BAMAKO : Malians voted on Sunday in parliamentary elections intended to seal the troubled West African nation's return to democracy but overshadowed by the threat of Islamist reprisals.

The polls mark Mali's first steps to recovery after it was plunged into chaos by a military coup in March last year, and finalise a process begun with the election of its first post-conflict president in August. Some 6.5 million Malians are eligible to cast ballots for a new national assembly, with more than 1,000 candidates running for 147 seats - but turnout initially looked weak across the country.

"I see that there are not many people here - the candidates weren't able to mobilise - but I hope that in the afternoon there will be more people," said Oumou Sawadogo, a voter at a polling station set up in a school in the capital Bamako.
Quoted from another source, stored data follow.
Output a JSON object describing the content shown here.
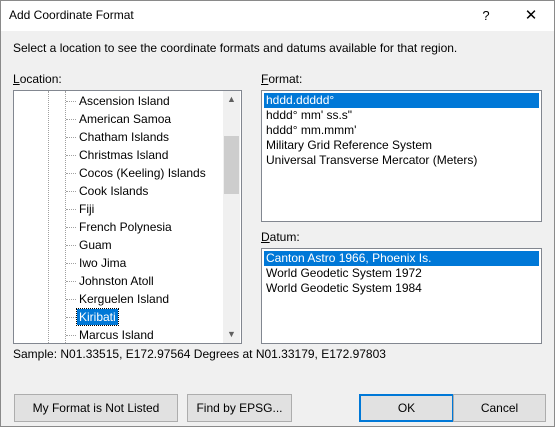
{
  "window": {
    "title": "Add Coordinate Format",
    "help_label": "?",
    "close_label": "✕"
  },
  "instruction": "Select a location to see the coordinate formats and datums available for that region.",
  "location": {
    "label_access": "L",
    "label_rest": "ocation:",
    "items": [
      {
        "label": "Ascension Island",
        "selected": false
      },
      {
        "label": "American Samoa",
        "selected": false
      },
      {
        "label": "Chatham Islands",
        "selected": false
      },
      {
        "label": "Christmas Island",
        "selected": false
      },
      {
        "label": "Cocos (Keeling) Islands",
        "selected": false
      },
      {
        "label": "Cook Islands",
        "selected": false
      },
      {
        "label": "Fiji",
        "selected": false
      },
      {
        "label": "French Polynesia",
        "selected": false
      },
      {
        "label": "Guam",
        "selected": false
      },
      {
        "label": "Iwo Jima",
        "selected": false
      },
      {
        "label": "Johnston Atoll",
        "selected": false
      },
      {
        "label": "Kerguelen Island",
        "selected": false
      },
      {
        "label": "Kiribati",
        "selected": true
      },
      {
        "label": "Marcus Island",
        "selected": false
      }
    ],
    "scroll_up": "▲",
    "scroll_down": "▼"
  },
  "format": {
    "label_access": "F",
    "label_rest": "ormat:",
    "items": [
      {
        "label": "hddd.ddddd°",
        "selected": true
      },
      {
        "label": "hddd° mm' ss.s\"",
        "selected": false
      },
      {
        "label": "hddd° mm.mmm'",
        "selected": false
      },
      {
        "label": "Military Grid Reference System",
        "selected": false
      },
      {
        "label": "Universal Transverse Mercator (Meters)",
        "selected": false
      }
    ]
  },
  "datum": {
    "label_access": "D",
    "label_rest": "atum:",
    "items": [
      {
        "label": "Canton Astro 1966, Phoenix Is.",
        "selected": true
      },
      {
        "label": "World Geodetic System 1972",
        "selected": false
      },
      {
        "label": "World Geodetic System 1984",
        "selected": false
      }
    ]
  },
  "sample": "Sample: N01.33515, E172.97564 Degrees at N01.33179, E172.97803",
  "buttons": {
    "not_listed": "My Format is Not Listed",
    "find_epsg": "Find by EPSG...",
    "ok": "OK",
    "cancel": "Cancel"
  },
  "colors": {
    "selection": "#0078d7",
    "dialog_bg": "#f0f0f0"
  }
}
 In another voting centre, Boubacar Tembely said he had come to vote despite feeling bitter about how little progress has been made in Mali. "The politicians are all the same. I left my ballot blank as a protest to them," he told AFP.

Voting takes place amid an upsurge in violence by Al-Qaeda-linked rebels who stalk the vast northern desert, an ever-present danger to French and African troops who are tasked with providing security for the election alongside the Malian army. Al-Qaeda-linked insurgents ousted by French and African troops in January from the northern towns they had occupied last year resumed their deadly insurgency on September 28, after a lull of several months.

Since then, a dozen civilians as well as Malian and Chadian soldiers in the United Nations' MINUSMA peacekeeping mission have been killed in the country's vast desert north while French security personnel were targeted for the first time last week. Much of the worry ahead of the polls has been focused on the largely lawless region of Kidal, occupied for five months by ethnic Tuareg separatists until a ceasefire accord signed in June allowed in the Malian army.

In a grisly reminder for the West of the ongoing security crisis, Al-Qaeda in the Islamic Maghreb (AQIM) on November 2 kidnapped and shot dead two French radio journalists who had come to the region's capital, also called Kidal, 1,500 kilometres (930 miles) northeast of Bamako. Voting began in an atmosphere of calm across the vast desert north, according to witnesses contacted by AFP from Bamako.

"It's going well here. The only problem is that there is no rush at the moment. In some polling stations, there are even more election officials that voters," local electoral commission head Oumar Toure said in Kidal.